Listed buildings in Copenhagen

Læderstræde 36 is a Neoclassical building situated at the corner of Læderstræde and Hyskenstræde in the Old Town of Copenhagen, Denmark. The property was for around 100 years, from 1722 until some time after 1806 the site of a distillery. The adjacent building Hyskenstræde 9 was part of the same property until 1845. The two buildings were both constructed as part of the rebuilding of the city following the Copenhagen Fire of 1795, although the building in Hyskenstræde was subject to comprehensive alterations in 1834. The two buildings were individually listed in the Danish registry of protected buildings and places in 1964.

==Architecture==
Læderstræde 36, is a four story building. The chamfered corner bay was dictated for all corner buildings by Jørgen Henrich Rawert's and Peter Meyn's guidelines for the rebuilding of the city after the fire so that the fire department's long ladder companies could navigate the streets more easily. The facade s towards both streets feature a friezes with Vitruvian schroll ornamentation between the two central windows of the first and second floors.

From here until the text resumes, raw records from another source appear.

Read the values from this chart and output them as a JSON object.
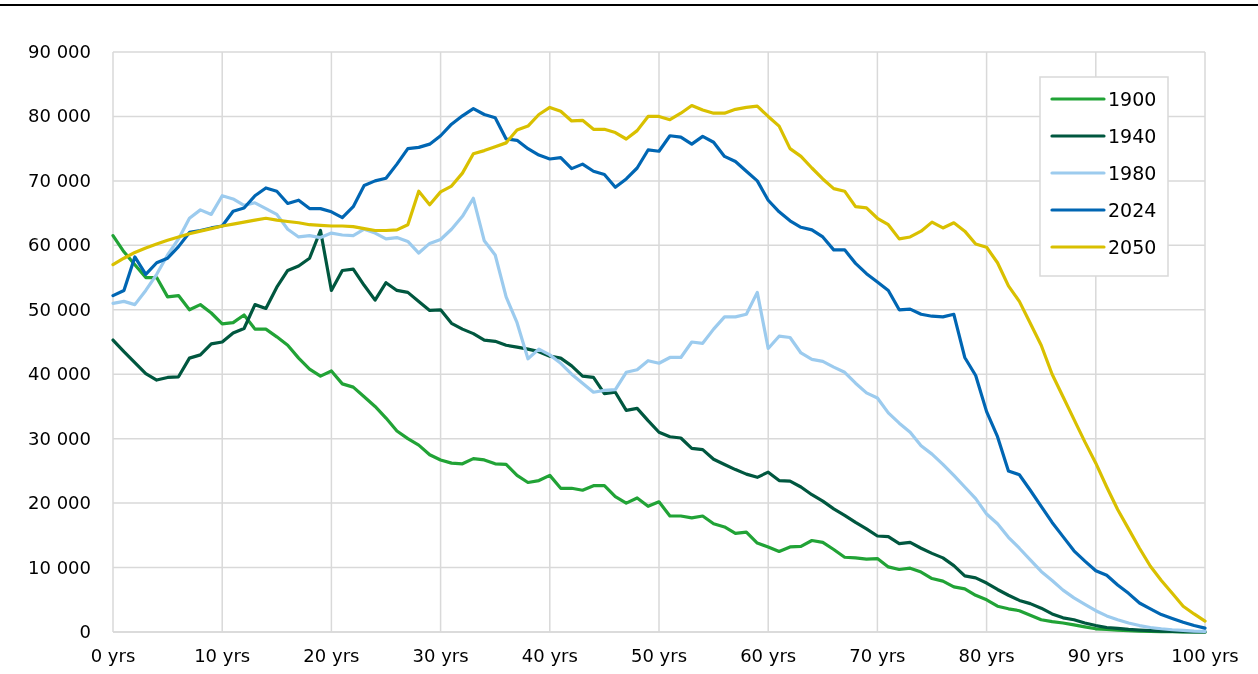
{
  "chart_data": {
    "type": "line",
    "x": [
      0,
      1,
      2,
      3,
      4,
      5,
      6,
      7,
      8,
      9,
      10,
      11,
      12,
      13,
      14,
      15,
      16,
      17,
      18,
      19,
      20,
      21,
      22,
      23,
      24,
      25,
      26,
      27,
      28,
      29,
      30,
      31,
      32,
      33,
      34,
      35,
      36,
      37,
      38,
      39,
      40,
      41,
      42,
      43,
      44,
      45,
      46,
      47,
      48,
      49,
      50,
      51,
      52,
      53,
      54,
      55,
      56,
      57,
      58,
      59,
      60,
      61,
      62,
      63,
      64,
      65,
      66,
      67,
      68,
      69,
      70,
      71,
      72,
      73,
      74,
      75,
      76,
      77,
      78,
      79,
      80,
      81,
      82,
      83,
      84,
      85,
      86,
      87,
      88,
      89,
      90,
      91,
      92,
      93,
      94,
      95,
      96,
      97,
      98,
      99,
      100
    ],
    "xlim": [
      0,
      100
    ],
    "xticks": [
      {
        "value": 0,
        "label": "0 yrs"
      },
      {
        "value": 10,
        "label": "10 yrs"
      },
      {
        "value": 20,
        "label": "20 yrs"
      },
      {
        "value": 30,
        "label": "30 yrs"
      },
      {
        "value": 40,
        "label": "40 yrs"
      },
      {
        "value": 50,
        "label": "50 yrs"
      },
      {
        "value": 60,
        "label": "60 yrs"
      },
      {
        "value": 70,
        "label": "70 yrs"
      },
      {
        "value": 80,
        "label": "80 yrs"
      },
      {
        "value": 90,
        "label": "90 yrs"
      },
      {
        "value": 100,
        "label": "100 yrs"
      }
    ],
    "ylim": [
      0,
      90000
    ],
    "yticks": [
      {
        "value": 0,
        "label": "0"
      },
      {
        "value": 10000,
        "label": "10 000"
      },
      {
        "value": 20000,
        "label": "20 000"
      },
      {
        "value": 30000,
        "label": "30 000"
      },
      {
        "value": 40000,
        "label": "40 000"
      },
      {
        "value": 50000,
        "label": "50 000"
      },
      {
        "value": 60000,
        "label": "60 000"
      },
      {
        "value": 70000,
        "label": "70 000"
      },
      {
        "value": 80000,
        "label": "80 000"
      },
      {
        "value": 90000,
        "label": "90 000"
      }
    ],
    "grid": true,
    "legend": "top right",
    "line_style": "solid",
    "marker": "none",
    "series": [
      {
        "name": "1900",
        "color": "#21a336",
        "values": [
          61500,
          59000,
          57000,
          55000,
          55000,
          52000,
          52200,
          50000,
          50800,
          49500,
          47800,
          48000,
          49200,
          47000,
          47000,
          45800,
          44500,
          42500,
          40800,
          39700,
          40500,
          38500,
          38000,
          36500,
          35000,
          33200,
          31200,
          30000,
          29000,
          27500,
          26700,
          26200,
          26100,
          26900,
          26700,
          26100,
          26000,
          24300,
          23200,
          23500,
          24300,
          22300,
          22300,
          22000,
          22700,
          22700,
          21000,
          20000,
          20800,
          19500,
          20200,
          18000,
          18000,
          17700,
          18000,
          16800,
          16300,
          15300,
          15500,
          13800,
          13200,
          12500,
          13200,
          13300,
          14200,
          13900,
          12800,
          11600,
          11500,
          11300,
          11400,
          10100,
          9700,
          9900,
          9300,
          8300,
          7900,
          7000,
          6700,
          5700,
          5000,
          4000,
          3600,
          3300,
          2600,
          1900,
          1600,
          1400,
          1100,
          800,
          500,
          400,
          300,
          200,
          150,
          100,
          70,
          50,
          30,
          20,
          10
        ]
      },
      {
        "name": "1940",
        "color": "#00573f",
        "values": [
          45300,
          43500,
          41800,
          40100,
          39100,
          39500,
          39600,
          42500,
          43000,
          44700,
          45000,
          46400,
          47100,
          50800,
          50200,
          53500,
          56100,
          56800,
          58000,
          62300,
          53000,
          56100,
          56300,
          53800,
          51500,
          54200,
          53000,
          52700,
          51300,
          49900,
          50000,
          47900,
          47000,
          46300,
          45300,
          45100,
          44500,
          44200,
          43900,
          43500,
          42800,
          42500,
          41300,
          39700,
          39500,
          37000,
          37200,
          34400,
          34700,
          32800,
          31000,
          30300,
          30100,
          28500,
          28300,
          26800,
          26000,
          25200,
          24500,
          24000,
          24800,
          23500,
          23400,
          22500,
          21300,
          20300,
          19100,
          18100,
          17000,
          16000,
          14900,
          14800,
          13700,
          13900,
          13000,
          12200,
          11500,
          10300,
          8700,
          8400,
          7600,
          6600,
          5700,
          4900,
          4400,
          3700,
          2800,
          2200,
          1900,
          1400,
          1000,
          700,
          550,
          400,
          300,
          200,
          120,
          80,
          50,
          30,
          20
        ]
      },
      {
        "name": "1980",
        "color": "#9ccbee",
        "values": [
          51000,
          51300,
          50800,
          53000,
          55500,
          58500,
          61000,
          64200,
          65500,
          64800,
          67700,
          67200,
          66200,
          66600,
          65700,
          64800,
          62500,
          61300,
          61500,
          61200,
          61900,
          61600,
          61500,
          62500,
          61900,
          61000,
          61200,
          60600,
          58800,
          60300,
          60900,
          62500,
          64500,
          67300,
          60700,
          58500,
          52000,
          48000,
          42400,
          43900,
          43000,
          41700,
          40000,
          38600,
          37200,
          37500,
          37600,
          40300,
          40700,
          42100,
          41700,
          42600,
          42600,
          45000,
          44800,
          47000,
          48900,
          48900,
          49300,
          52700,
          44000,
          45900,
          45700,
          43300,
          42300,
          42000,
          41100,
          40300,
          38600,
          37100,
          36300,
          34000,
          32400,
          31000,
          28900,
          27600,
          26000,
          24300,
          22500,
          20700,
          18300,
          16800,
          14700,
          13000,
          11200,
          9400,
          8000,
          6500,
          5300,
          4300,
          3300,
          2500,
          1900,
          1400,
          1000,
          700,
          500,
          350,
          250,
          150,
          100
        ]
      },
      {
        "name": "2024",
        "color": "#0066b3",
        "values": [
          52200,
          53000,
          58200,
          55500,
          57300,
          58000,
          59800,
          62000,
          62300,
          62700,
          63000,
          65300,
          65800,
          67700,
          68900,
          68400,
          66500,
          67000,
          65700,
          65700,
          65200,
          64300,
          66000,
          69300,
          70000,
          70400,
          72600,
          75000,
          75200,
          75700,
          77000,
          78800,
          80100,
          81200,
          80300,
          79800,
          76500,
          76300,
          75000,
          74000,
          73400,
          73600,
          71900,
          72600,
          71500,
          71000,
          69000,
          70300,
          72000,
          74800,
          74600,
          77000,
          76800,
          75700,
          76900,
          76000,
          73800,
          73000,
          71500,
          70000,
          67000,
          65200,
          63800,
          62800,
          62400,
          61300,
          59300,
          59300,
          57200,
          55600,
          54300,
          53000,
          50000,
          50100,
          49300,
          49000,
          48900,
          49300,
          42600,
          39800,
          34200,
          30300,
          25000,
          24400,
          22000,
          19500,
          17000,
          14800,
          12600,
          11000,
          9500,
          8800,
          7300,
          6000,
          4500,
          3600,
          2700,
          2100,
          1500,
          1000,
          600
        ]
      },
      {
        "name": "2050",
        "color": "#d9c000",
        "values": [
          57000,
          58000,
          58900,
          59600,
          60200,
          60800,
          61300,
          61800,
          62200,
          62600,
          63000,
          63300,
          63600,
          63900,
          64200,
          63900,
          63700,
          63500,
          63200,
          63100,
          63000,
          63000,
          62900,
          62600,
          62300,
          62300,
          62400,
          63200,
          68400,
          66300,
          68300,
          69200,
          71200,
          74200,
          74700,
          75300,
          75900,
          77900,
          78500,
          80300,
          81400,
          80800,
          79300,
          79400,
          78000,
          78000,
          77500,
          76500,
          77800,
          80000,
          80000,
          79500,
          80500,
          81700,
          81000,
          80500,
          80500,
          81100,
          81400,
          81600,
          80000,
          78500,
          75000,
          73800,
          72000,
          70300,
          68800,
          68400,
          66000,
          65800,
          64200,
          63200,
          61000,
          61300,
          62200,
          63600,
          62700,
          63500,
          62200,
          60200,
          59700,
          57300,
          53700,
          51300,
          47900,
          44500,
          40000,
          36500,
          33000,
          29500,
          26200,
          22500,
          19000,
          16000,
          13000,
          10200,
          8000,
          6000,
          4000,
          2800,
          1700
        ]
      }
    ]
  }
}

The first-floor corner window is topped by a segmental pediment supported by corbels.

Htskenstræde 0 is constructed with four stories over a walk-out basement. The five-bays-wide plastered facade is finished with a cornice band above the ground floor and a cornice below the roof. The main entrance in the bay furthest to the right is raised three steps from the street level and topped by a transom window. The roof is clad in red tile.